In the industrial town of Rupganj outside Dhaka, clothing manufacturer Fakir Fashions is using artificial intelligence to automatically pause production and avoid waste when something goes wrong.
AI technology has also allowed the fashion supplier, which employs about 10,000 workers, to dismiss dozens of human quality inspectors, said managing director Fakir Kamruzzaman Nahid.
Suppliers and brands across the US$1.7 trillion global fashion industry are beginning to use AI technology, such as in cameras and sensors that detect defects, to boost production and to reduce their environmental impact, including by monitoring emissions and water use.
The sector is responsible for between two to eight per cent of global greenhouse gas emissions that cause climate change. It is also one of the world's major polluters of water sources and produces vast amounts of waste.
While AI could improve the apparel business' environmental track record, it also threatens some of the 75 million jobs in the labour-intensive industry worldwide, already under pressure from other forms of automation.

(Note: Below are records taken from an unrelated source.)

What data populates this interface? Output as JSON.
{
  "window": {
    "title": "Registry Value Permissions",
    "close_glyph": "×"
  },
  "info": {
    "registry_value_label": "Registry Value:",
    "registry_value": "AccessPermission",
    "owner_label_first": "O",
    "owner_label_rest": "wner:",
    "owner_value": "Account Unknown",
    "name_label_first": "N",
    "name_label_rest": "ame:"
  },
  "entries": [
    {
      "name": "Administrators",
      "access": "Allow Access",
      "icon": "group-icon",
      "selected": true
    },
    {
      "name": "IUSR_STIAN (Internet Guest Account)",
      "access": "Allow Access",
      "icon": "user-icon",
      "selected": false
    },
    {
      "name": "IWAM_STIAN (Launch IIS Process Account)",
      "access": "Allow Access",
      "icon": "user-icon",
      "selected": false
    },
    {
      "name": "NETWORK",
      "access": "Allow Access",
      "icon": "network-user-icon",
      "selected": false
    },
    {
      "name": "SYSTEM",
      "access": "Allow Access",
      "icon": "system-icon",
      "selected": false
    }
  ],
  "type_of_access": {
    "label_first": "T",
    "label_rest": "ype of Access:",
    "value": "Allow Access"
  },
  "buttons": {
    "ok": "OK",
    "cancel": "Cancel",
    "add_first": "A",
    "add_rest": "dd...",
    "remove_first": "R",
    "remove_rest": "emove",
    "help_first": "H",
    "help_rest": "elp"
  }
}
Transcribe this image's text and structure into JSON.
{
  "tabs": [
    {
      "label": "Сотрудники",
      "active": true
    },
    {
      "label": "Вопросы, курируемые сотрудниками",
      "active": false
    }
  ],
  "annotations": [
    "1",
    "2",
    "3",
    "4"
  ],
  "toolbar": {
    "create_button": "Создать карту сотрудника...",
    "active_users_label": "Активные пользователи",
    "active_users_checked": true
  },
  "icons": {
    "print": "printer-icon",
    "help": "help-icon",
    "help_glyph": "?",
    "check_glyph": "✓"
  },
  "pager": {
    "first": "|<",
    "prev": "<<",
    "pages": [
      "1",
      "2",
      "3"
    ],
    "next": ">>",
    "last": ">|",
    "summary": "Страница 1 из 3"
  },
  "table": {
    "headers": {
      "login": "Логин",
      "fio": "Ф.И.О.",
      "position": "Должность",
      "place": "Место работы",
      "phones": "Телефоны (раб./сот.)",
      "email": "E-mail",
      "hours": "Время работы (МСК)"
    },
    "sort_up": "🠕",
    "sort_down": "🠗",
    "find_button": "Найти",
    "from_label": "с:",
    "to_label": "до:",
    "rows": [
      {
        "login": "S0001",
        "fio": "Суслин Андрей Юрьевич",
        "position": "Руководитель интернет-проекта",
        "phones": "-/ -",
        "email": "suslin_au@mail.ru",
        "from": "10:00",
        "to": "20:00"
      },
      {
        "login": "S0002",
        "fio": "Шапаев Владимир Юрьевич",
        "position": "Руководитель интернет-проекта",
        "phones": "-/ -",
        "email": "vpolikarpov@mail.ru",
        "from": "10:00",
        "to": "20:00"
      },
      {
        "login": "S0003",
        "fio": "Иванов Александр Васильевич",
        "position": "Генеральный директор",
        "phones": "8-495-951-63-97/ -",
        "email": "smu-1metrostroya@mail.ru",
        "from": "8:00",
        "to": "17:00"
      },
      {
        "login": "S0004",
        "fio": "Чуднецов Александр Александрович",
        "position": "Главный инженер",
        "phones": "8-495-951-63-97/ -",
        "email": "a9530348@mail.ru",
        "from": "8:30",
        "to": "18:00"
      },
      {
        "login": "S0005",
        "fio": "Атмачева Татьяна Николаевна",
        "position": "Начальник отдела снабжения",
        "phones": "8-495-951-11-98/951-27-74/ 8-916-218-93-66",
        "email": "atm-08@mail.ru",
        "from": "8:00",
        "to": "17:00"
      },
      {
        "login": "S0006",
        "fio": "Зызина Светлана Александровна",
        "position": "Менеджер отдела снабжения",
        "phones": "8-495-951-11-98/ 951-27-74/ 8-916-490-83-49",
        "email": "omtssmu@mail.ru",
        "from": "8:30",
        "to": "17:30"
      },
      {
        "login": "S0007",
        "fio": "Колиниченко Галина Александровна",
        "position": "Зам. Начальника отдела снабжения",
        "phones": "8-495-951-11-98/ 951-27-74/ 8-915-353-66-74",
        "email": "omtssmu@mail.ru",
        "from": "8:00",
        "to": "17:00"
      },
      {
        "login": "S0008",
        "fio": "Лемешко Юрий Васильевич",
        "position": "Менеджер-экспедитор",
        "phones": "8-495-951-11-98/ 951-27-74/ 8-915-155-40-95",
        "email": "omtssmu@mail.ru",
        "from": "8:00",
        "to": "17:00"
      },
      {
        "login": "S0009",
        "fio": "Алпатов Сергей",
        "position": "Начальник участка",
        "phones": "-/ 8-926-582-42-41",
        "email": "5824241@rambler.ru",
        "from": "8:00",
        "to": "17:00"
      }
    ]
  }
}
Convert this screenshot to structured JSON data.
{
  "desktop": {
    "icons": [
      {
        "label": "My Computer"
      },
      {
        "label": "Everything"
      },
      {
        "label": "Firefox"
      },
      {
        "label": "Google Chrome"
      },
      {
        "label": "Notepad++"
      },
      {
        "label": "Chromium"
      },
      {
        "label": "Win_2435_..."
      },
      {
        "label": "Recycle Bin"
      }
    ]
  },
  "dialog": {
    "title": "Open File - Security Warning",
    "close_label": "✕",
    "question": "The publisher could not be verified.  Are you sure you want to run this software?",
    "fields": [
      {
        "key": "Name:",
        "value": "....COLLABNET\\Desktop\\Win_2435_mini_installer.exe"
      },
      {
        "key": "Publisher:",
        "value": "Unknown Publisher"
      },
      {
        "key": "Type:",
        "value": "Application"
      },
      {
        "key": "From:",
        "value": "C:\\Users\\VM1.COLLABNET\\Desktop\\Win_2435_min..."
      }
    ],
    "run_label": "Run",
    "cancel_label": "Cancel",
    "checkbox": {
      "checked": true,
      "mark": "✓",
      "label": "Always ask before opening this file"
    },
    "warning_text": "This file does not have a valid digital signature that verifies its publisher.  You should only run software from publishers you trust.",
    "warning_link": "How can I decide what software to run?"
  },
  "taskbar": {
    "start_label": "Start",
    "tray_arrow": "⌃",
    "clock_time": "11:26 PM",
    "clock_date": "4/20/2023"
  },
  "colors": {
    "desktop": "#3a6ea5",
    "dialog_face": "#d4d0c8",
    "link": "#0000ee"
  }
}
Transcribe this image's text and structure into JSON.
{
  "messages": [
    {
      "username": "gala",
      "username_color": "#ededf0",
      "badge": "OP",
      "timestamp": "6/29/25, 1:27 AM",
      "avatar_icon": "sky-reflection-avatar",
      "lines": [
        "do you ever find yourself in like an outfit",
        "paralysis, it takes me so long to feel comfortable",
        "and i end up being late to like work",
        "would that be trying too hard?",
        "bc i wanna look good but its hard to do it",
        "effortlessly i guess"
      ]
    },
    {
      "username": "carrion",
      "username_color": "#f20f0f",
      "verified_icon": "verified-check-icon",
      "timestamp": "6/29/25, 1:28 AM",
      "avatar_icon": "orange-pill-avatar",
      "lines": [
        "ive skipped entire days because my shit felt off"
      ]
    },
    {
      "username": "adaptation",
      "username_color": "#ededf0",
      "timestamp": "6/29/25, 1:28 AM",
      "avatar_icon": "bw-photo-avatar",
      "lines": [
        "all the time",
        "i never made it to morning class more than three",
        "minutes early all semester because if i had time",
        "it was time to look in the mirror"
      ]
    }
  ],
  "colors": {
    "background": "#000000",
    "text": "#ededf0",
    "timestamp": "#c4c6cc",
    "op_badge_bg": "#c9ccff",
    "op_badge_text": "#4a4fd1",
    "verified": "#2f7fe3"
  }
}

"We know what is coming on fashion's AI front. And, if workers do not get to have a say about how it impacts them, they are at a disadvantage as a class," said Christina Hajagos-Clausen, textile and garment industry director at IndustriALL Global Union, a Geneva-based global federation of unions.
A survey of fashion industry executives by consulting firm McKinsey found that 73 per cent of them consider AI a priority in the coming years.
While there is no comprehensive research into AI's potential to reduce the industry's emissions, a few studies offer clues at how it might help.
For example, using digital samples before production could cut carbon dioxide emissions by 30 per cent in the design and development of clothes.
Sweden's H&M Group, the world's second-largest clothing retailer, has said it is investing in AI tools to recycle post-consumer waste and reduce deforestation by fashion manufacturers.
Smartex, a company based in Portugal that is developing AI for the textile industry, has sold its technology to help save energy and water to factories in about 10 countries, said Max Easton, director of global innovation.
AI-powered automation is expected to revolutionise the way humans work in almost all industries. As many as 74 per cent of business executives from different industries expect some manual jobs to be replaced by AI, according to a recent survey by the British Standards Institution.
In Bangladesh, the world's second-biggest garment exporter, about 60 per cent of apparel workers, or 2.7 million people, risk losing their jobs due to automation including AI, according to the International Labour Organisation.
But some experts believe that the textile industry will still need human labour, especially for complex, high-skilled work.
"The influence of AI on jobs is a million-dollar question that we are all pondering, and my wager is that AI in fashion will complement rather than replace humans," said Shahriar Akter, professor of analytics and innovation at Australia's University of Wollongong.
While Fakir Fashions reduced its quality control workforce after bringing in AI, Nahid said the money it saved on those wages and on the hundreds of kilos of waste the tools prevented will enable it to expand operations — and add new jobs.
"To stay competitive, we need to cut costs and adopt new innovations. But better tools also will bring us business and make up for the job losses," he told the Thomson Reuters Foundation.